Brand Perception and Its Impact on Commercial Property Valuation in India
- Sonam Gola
- Jun 6
- 2 min read
In India's maturing commercial real estate market, asset valuers are grappling with a question that would have seemed abstract a decade ago: how much is a brand worth in a real estate context? The answer, increasingly, is: quite a lot.
The evidence is clearest in the REIT market. Mindspace Business Parks REIT, Embassy Office Parks REIT, and Brookfield India Real Estate Trust all trade at significant premiums to their net asset values — a premium that analysts attribute partly to the brand equity of their sponsors and the perceived quality of their management platforms. Embassy REIT, India's first and largest office REIT with 45 million sq ft under management, trades at roughly a 15–20% premium to estimated NAV, reflecting investor confidence in the Embassy brand's ability to attract and retain premium tenants.

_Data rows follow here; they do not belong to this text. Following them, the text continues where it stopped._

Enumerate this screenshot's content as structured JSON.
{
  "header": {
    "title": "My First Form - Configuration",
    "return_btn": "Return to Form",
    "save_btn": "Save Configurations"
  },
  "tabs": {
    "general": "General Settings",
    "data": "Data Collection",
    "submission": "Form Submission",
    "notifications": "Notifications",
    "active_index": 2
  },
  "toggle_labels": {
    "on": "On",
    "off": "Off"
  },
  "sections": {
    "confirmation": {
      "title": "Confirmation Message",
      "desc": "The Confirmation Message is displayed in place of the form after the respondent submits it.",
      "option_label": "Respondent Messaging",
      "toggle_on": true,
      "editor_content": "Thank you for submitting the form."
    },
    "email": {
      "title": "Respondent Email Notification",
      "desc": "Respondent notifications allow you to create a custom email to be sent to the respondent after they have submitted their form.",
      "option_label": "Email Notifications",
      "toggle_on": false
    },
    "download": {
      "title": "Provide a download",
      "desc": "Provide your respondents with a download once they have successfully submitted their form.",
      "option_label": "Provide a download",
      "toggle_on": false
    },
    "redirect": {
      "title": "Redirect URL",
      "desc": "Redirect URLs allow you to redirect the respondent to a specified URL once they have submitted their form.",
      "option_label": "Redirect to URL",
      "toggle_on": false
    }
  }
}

At the individual asset level, brand premiums manifest in several ways. Assets associated with internationally recognised developers or management brands — JLL-managed properties, Brookfield-branded business parks, or Cushman & Wakefield-managed campuses — command rents 10–18% above comparable unbranded assets in the same micro-market. This premium is durable: even in vacancy, branded assets tend to re-lease faster and at better rates than unbranded ones.
Institutional investors have internalised this dynamic. When Blackstone India acquired DLF's rental portfolio to form Embassy REIT, they were acquiring not just physical assets but the DLF/Embassy brand equity that those assets carried. Similarly, Canada Pension Plan's investment in Prestige commercial assets was partly a bet on the Prestige brand's ability to sustain occupancy and rents in South India.
For developers and fund managers, the practical implication is that brand investment has a quantifiable return — not just in marketing terms but in asset valuation, REIT multiple, and exit premium. In India's increasingly institutionalised CRE market, brand is becoming a balance sheet asset.